Wednesday, August 11, 2010

Newsweek seeks new editor- no takers so far

Hat tip to Keith J. Kelly, The New York Post columnist who writes Media Ink

Pressure is mounting to find a new editor-in-chief of Newsweek, as the staff defections continue in the wake of the sale two weeks ago to stereo mogul Sidney Harman.

Jon Meacham, the current editor-in-chief, is telling staffers he hopes to pack it in by Labor Day.

And the short list of candidates to replace him is growing shorter by the day.

The most logical inside candidate, Fareed Zakaria, is said to have told Harman he is not interested in the job. Speculation is rampant that he may be the next big name to jump ship.

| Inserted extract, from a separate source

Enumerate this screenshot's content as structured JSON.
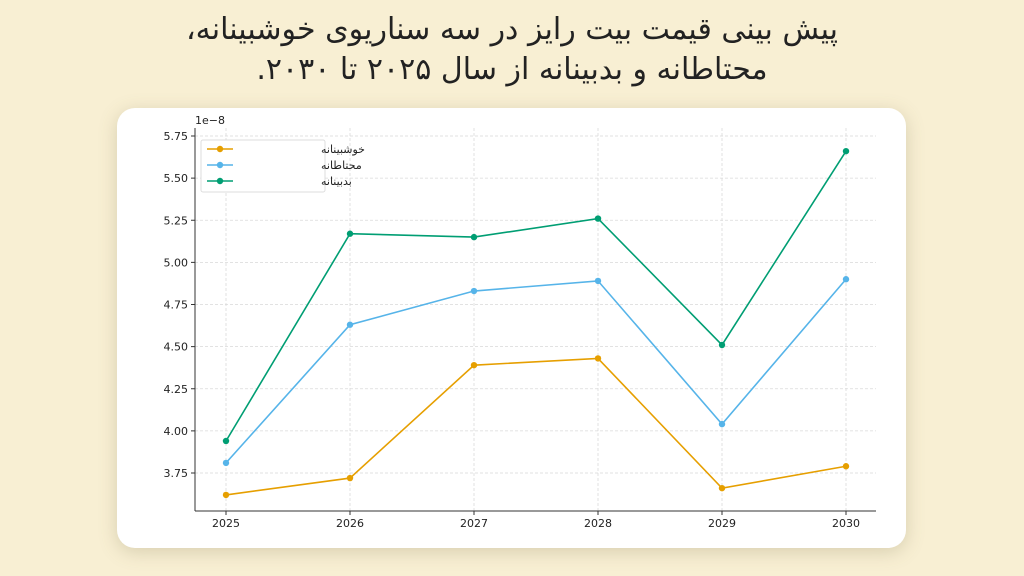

Walter Isaacson, current CEO of the Aspen Institute think tank, a former editor of Time and one-time head of CNN, is also showing no interest, despite his friendship with Harman, an Aspen Institute board member.

"I've already run a weekly magazine," Isaacson said. "I have no interest in it."

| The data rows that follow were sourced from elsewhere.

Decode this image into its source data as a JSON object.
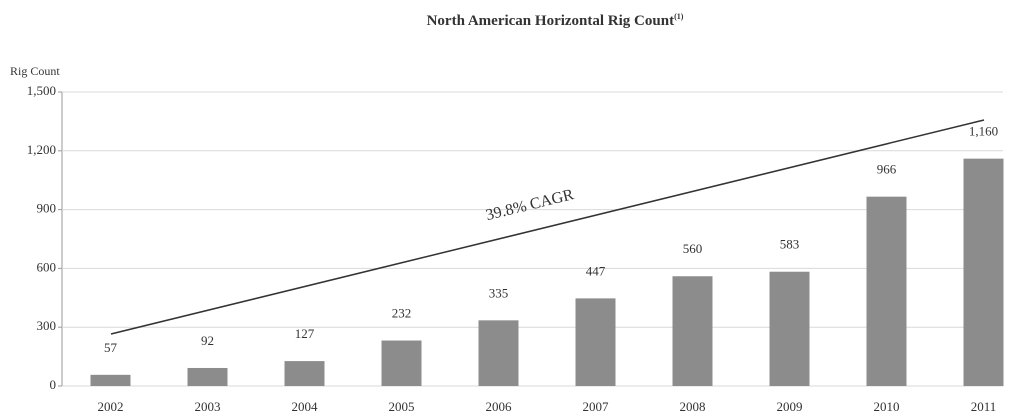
{
  "chart_data": {
    "type": "bar",
    "title": "North American Horizontal Rig Count",
    "title_note": "(1)",
    "y_label": "Rig Count",
    "annotation": "39.8% CAGR",
    "categories": [
      "2002",
      "2003",
      "2004",
      "2005",
      "2006",
      "2007",
      "2008",
      "2009",
      "2010",
      "2011"
    ],
    "values": [
      57,
      92,
      127,
      232,
      335,
      447,
      560,
      583,
      966,
      1160
    ],
    "value_labels": [
      "57",
      "92",
      "127",
      "232",
      "335",
      "447",
      "560",
      "583",
      "966",
      "1,160"
    ],
    "color": "#8c8c8c",
    "ylim": [
      0,
      1500
    ],
    "yticks": [
      0,
      300,
      600,
      900,
      {
        "value": 1200,
        "label": "1,200"
      },
      {
        "value": 1500,
        "label": "1,500"
      }
    ],
    "grid": true
  }
}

Some insiders have been actively pushing for Tina Brown, currently head of The Daily Beast Web site.

It's a long shot, but Newsweek CEO Tom Ascheim, who is staying on board as president under Harman, is said to be listening.

Newsweek Assistant Managing Editor Evan Thomas, book author and prolific writer of dozens of cover stories during his 24 years at the magazine, yesterday became the latest staffer to defect in what is becoming a serious brain drain.

Thomas, author most recently of "The War Lovers: Roosevelt, Lodge, Hearst, and the Rush to Empire, 1898," from Little, Brown earlier this year, is going to teach at Princeton and work on writing his next book for Little, a bio of President Dwight D. Eisenhower.

Said one insider of Brown: "She's the best magazine editor out there without a magazine and she'd bring a lot of attention to Newsweek."

Barry Diller, boss of IAC, which is bankrolling Brown and The Daily Beast, is on the board of the Washington Post Co., so he would be familiar with the pluses and minuses of the magazine. Wash Post said that in the first half of 2010 the magazine lost $8.5 million.

Diller could not be reached for comment.

And Brown, who has edited Tatler, Vanity Fair, The New Yorker, and the late Talk magazine, said she's not interested. "I very much admire Sidney Harman's willingness to take on a great news magazine that needs reinvention," she said. "But I've never been happier than in my partnership with Barry Diller creating The Daily Beast."